„Helden der Krise“

Sintra · Die Experten der Europäischen Zentralbank (EZB) wollen in aller Ruhe nachdenken. Der äußerliche Rahmen in Sintra stimmt. Ganz aussperren kann die EZB die Aktualität bei ihrem Gastspiel in Portugal aber nicht.

Eigentlich hätte es eine beschauliche Veranstaltung werden können, diese erste große, bis heute laufende Notenbank-Konferenz der EZB im portugiesischen Sintra. Wären da nicht die Sorgen um die niedrige Inflation im Euroraum und deren Risiken für die wirtschaftliche Gesundung des Kontinents. Die Märkte erwarten von der Europäischen Zentralbank (EZB) wieder einmal Antworten.

Die Krise habe Zentralbanker zu Erfindern gemacht, stellte Christine Lagarde, Chefin des Internationalen Währungsfonds (IWF), beim Festessen der versammelten Finanzwelt am Sonntagabend fest: "Für mich sind Sie, die Zentralbanker, die Helden der Krise. Und Sie haben das Potenzial, das zu bleiben." EZB-Präsident Mario Draghi hatte im Herbst 2012 mit seiner Ankündigung, notfalls unbegrenzt Anleihen von Euro-Krisenstaaten zu kaufen, die Gemeinschaftswährung entscheidend stabilisiert.

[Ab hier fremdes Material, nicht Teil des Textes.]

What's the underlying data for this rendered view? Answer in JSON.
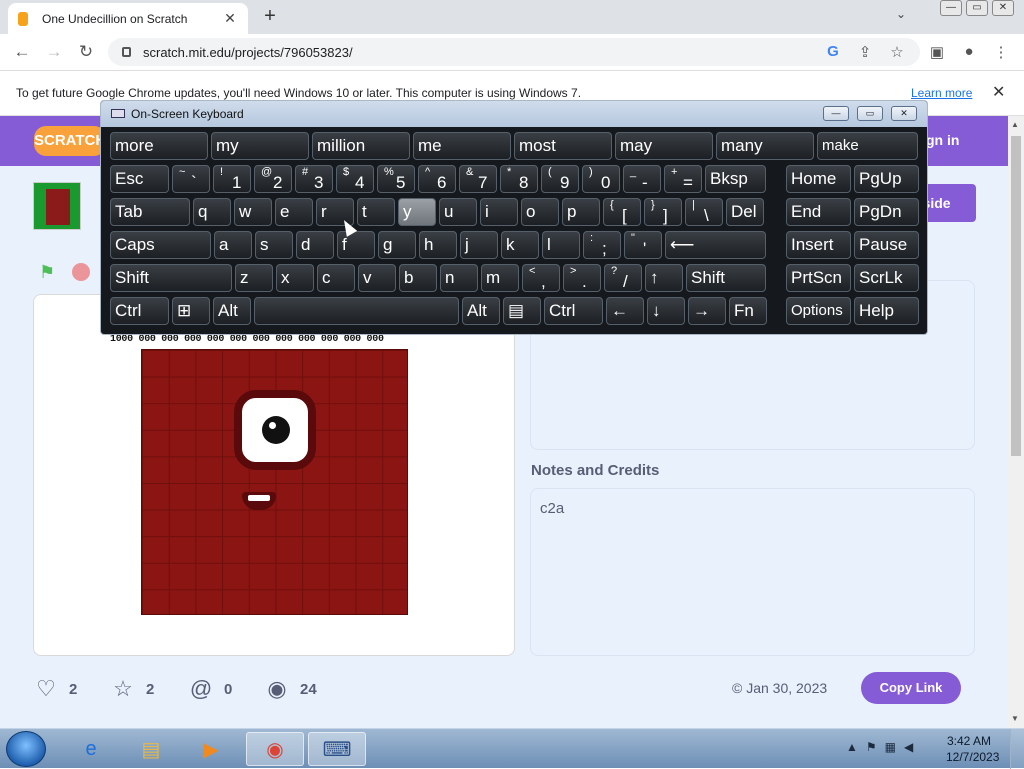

Nur zu gerne hätten Draghi und seine 150 Gäste in Sintra die Aktualität für ein paar Tage ausgesperrt. Mit Bedacht hatte die EZB den Tagungsort ausgewählt: nur knapp eine halbe Autostunde vom Flughafen der pulsierenden Hauptstadt Lissabon entfernt und doch ein abgelegenes Idyll inmitten bewaldeter Hügel. Mit Gegenwind, das war Draghi im Grunde klar, würden die Notenbanker, Ökonomen und Politiker angesichts der drängenden Fragen selbst in der Klausur ihres abgeschirmten Luxushotels rechnen müssen. "Unsere Chance, uns vom aktuellen Druck freizumachen, ist geringer als wir gedacht haben", sagte Draghi gestern. Und so sah sich Europas oberster Währungshüter denn gezwungen, ausführlich die Bereitschaft der EZB zu bekräftigen, sich bei Bedarf mit Macht gegen niedrige Teuerungsraten im Euroraum zu stemmen. "Wir werden nicht zulassen, dass die Inflation zu lange auf zu niedrigem Niveau bleibt."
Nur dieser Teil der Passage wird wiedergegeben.